Воропаев говорил о сельской жизни, будто провел на селе много лет. Он не завидовал тому, что Романенко на-днях уедет в Югославию, а один из дипломатов — в Соединенные Штаты, что все они будут вести жизнь, богатую разнообразными впечатлениями, а он останется в доме Софьи Ивановны с еще не заштукатуренными потолками, с которых по ночам сыплется пыль, взметаемая мышами, будет под дождем ходить на свои лекции и беседы или писать письма на фронт за неграмотных.

Много лет поднимался Воропаев вверх по общественной лестнице и уже привык к тому, что сегодня занимает положение более высокое, чем вчера, а завтра будет подниматься еще выше, — и в этом постоянном подъеме и росте находил свое счастье.

Но теперь он думал совсем по-иному.

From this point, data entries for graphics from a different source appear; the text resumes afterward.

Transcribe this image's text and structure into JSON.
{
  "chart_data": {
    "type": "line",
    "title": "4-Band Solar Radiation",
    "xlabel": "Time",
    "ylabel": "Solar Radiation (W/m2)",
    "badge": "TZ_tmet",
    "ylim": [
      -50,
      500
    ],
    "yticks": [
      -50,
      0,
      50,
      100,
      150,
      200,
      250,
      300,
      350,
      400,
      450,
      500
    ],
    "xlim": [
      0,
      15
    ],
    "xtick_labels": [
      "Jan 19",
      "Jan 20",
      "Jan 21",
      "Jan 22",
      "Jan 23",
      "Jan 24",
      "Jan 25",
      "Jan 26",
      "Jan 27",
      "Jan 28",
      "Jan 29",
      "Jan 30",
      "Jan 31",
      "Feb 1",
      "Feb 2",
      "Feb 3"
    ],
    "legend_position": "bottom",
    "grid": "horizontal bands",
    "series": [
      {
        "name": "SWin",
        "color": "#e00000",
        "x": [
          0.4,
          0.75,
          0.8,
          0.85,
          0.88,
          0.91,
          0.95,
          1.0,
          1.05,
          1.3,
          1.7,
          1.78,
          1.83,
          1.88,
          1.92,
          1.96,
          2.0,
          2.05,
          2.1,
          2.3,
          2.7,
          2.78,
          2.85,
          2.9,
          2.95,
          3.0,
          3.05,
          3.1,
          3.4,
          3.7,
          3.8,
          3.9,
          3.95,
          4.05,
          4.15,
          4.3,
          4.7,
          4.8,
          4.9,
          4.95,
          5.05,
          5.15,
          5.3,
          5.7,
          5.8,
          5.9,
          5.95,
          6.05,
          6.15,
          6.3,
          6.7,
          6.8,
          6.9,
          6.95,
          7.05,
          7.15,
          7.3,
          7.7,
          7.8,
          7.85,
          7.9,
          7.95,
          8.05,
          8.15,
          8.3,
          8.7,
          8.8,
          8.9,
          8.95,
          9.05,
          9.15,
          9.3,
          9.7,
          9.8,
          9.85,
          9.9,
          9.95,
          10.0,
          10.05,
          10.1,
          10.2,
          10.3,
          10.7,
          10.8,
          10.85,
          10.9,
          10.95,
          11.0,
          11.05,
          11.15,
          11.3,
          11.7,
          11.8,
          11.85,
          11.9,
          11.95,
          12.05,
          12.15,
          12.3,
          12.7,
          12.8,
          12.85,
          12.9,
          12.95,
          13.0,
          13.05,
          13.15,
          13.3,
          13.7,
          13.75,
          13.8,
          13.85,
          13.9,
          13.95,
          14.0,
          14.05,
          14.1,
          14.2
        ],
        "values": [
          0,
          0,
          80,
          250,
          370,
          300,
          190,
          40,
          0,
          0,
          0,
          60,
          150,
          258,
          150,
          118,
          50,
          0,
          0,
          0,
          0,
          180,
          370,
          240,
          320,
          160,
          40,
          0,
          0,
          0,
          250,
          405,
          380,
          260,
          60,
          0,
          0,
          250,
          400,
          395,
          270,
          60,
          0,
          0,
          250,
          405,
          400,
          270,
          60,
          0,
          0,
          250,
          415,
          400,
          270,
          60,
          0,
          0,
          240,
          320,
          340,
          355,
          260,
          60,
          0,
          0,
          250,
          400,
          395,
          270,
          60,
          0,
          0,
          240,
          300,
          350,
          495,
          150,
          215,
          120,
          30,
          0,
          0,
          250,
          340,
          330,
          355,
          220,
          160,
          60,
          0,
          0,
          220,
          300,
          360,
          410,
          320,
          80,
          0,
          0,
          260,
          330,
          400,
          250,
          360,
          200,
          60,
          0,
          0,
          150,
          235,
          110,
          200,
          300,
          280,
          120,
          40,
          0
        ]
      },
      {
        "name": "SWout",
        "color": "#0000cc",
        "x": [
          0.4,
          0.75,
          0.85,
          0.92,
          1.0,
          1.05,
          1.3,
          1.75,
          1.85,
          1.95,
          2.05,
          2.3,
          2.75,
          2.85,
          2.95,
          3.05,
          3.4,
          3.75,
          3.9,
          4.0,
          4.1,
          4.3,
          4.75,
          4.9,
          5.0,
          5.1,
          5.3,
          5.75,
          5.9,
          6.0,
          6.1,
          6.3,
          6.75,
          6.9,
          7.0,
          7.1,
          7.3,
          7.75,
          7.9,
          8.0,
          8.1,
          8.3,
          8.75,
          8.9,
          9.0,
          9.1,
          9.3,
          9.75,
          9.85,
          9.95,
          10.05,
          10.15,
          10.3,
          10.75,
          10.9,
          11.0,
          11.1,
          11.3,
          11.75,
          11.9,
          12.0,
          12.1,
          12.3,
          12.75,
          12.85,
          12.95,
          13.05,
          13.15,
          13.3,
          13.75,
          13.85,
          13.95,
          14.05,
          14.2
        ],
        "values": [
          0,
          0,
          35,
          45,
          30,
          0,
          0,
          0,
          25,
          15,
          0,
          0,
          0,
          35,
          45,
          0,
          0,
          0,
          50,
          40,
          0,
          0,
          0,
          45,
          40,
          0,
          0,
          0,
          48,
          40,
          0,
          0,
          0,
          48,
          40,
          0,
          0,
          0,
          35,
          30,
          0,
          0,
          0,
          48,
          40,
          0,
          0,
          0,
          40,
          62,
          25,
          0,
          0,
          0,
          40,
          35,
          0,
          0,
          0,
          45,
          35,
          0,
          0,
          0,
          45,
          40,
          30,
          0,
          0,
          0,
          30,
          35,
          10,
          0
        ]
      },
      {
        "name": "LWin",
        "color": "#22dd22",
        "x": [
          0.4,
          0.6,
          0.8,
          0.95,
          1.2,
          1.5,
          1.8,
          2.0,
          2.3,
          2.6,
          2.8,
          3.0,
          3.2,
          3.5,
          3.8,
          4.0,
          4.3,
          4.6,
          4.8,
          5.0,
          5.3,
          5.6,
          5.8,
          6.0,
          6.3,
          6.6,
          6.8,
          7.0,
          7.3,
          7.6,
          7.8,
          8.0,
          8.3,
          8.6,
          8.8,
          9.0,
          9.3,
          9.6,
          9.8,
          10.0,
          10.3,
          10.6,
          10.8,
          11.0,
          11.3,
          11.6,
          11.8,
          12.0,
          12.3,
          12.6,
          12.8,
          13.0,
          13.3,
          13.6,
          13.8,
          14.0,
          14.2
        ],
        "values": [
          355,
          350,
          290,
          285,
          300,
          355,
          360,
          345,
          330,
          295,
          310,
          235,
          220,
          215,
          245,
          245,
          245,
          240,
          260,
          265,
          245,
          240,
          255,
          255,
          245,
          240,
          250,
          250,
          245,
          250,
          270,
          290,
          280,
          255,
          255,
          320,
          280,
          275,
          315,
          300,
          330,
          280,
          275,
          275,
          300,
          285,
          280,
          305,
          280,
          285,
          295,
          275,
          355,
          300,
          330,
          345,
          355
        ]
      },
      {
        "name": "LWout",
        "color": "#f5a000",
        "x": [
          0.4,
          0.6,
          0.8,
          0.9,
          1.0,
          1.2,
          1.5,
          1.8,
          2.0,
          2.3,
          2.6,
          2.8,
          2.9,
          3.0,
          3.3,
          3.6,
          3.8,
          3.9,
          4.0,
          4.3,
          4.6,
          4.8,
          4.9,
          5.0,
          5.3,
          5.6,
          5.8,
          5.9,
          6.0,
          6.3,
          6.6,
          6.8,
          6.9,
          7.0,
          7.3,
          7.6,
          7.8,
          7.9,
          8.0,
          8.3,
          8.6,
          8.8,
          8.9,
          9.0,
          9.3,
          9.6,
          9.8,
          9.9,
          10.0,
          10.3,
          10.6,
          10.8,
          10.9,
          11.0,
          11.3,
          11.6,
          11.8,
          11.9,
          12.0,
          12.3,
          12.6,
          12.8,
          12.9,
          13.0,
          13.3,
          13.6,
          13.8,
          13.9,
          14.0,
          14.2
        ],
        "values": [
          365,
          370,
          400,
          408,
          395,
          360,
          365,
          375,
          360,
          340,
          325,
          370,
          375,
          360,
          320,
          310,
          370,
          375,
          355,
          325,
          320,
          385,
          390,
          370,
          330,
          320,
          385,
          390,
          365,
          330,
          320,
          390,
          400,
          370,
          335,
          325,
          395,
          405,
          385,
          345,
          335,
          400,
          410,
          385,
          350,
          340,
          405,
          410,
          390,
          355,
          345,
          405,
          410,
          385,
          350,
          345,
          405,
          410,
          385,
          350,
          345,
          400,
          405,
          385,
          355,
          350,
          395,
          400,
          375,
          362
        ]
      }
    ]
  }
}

Спуститься обратно вниз, к истокам жизни и человеческих сил, спуститься не потому, однако, что нравственно оскудел, а как бы для нового разбега перед высоким прыжком, было его потребностью, такою же сильною и полною, как когда-то подъем.

После обеда, несмотря на протесты Воропаева, Романенко поехал провожать его до самого дома.

— До Воронцова с его алупкинским дворцом тебе, конечно, еще далеко, — сказал он, оглядев дом Софьи Ивановны, — но в общем жить можно. Кто тут у тебя?

Воропаев коротко перечислил, не вдаваясь в подробности.

— Пойдем-ка в комнаты, — и, не ожидая приглашения, Романенко пошел вперед. Внимательность получалась у него грубоватой.

После осмотра дома, уже садясь в машину, чтобы ехать к себе, сказал покровительственно:

— Старуха — ведьма, а молодая, знаешь, недурна, вовсе недурна. Ну что ж, я там скажу, чтоб тебе угля и материалов подкинули. А то, может, все-таки поедем в Москву, а?..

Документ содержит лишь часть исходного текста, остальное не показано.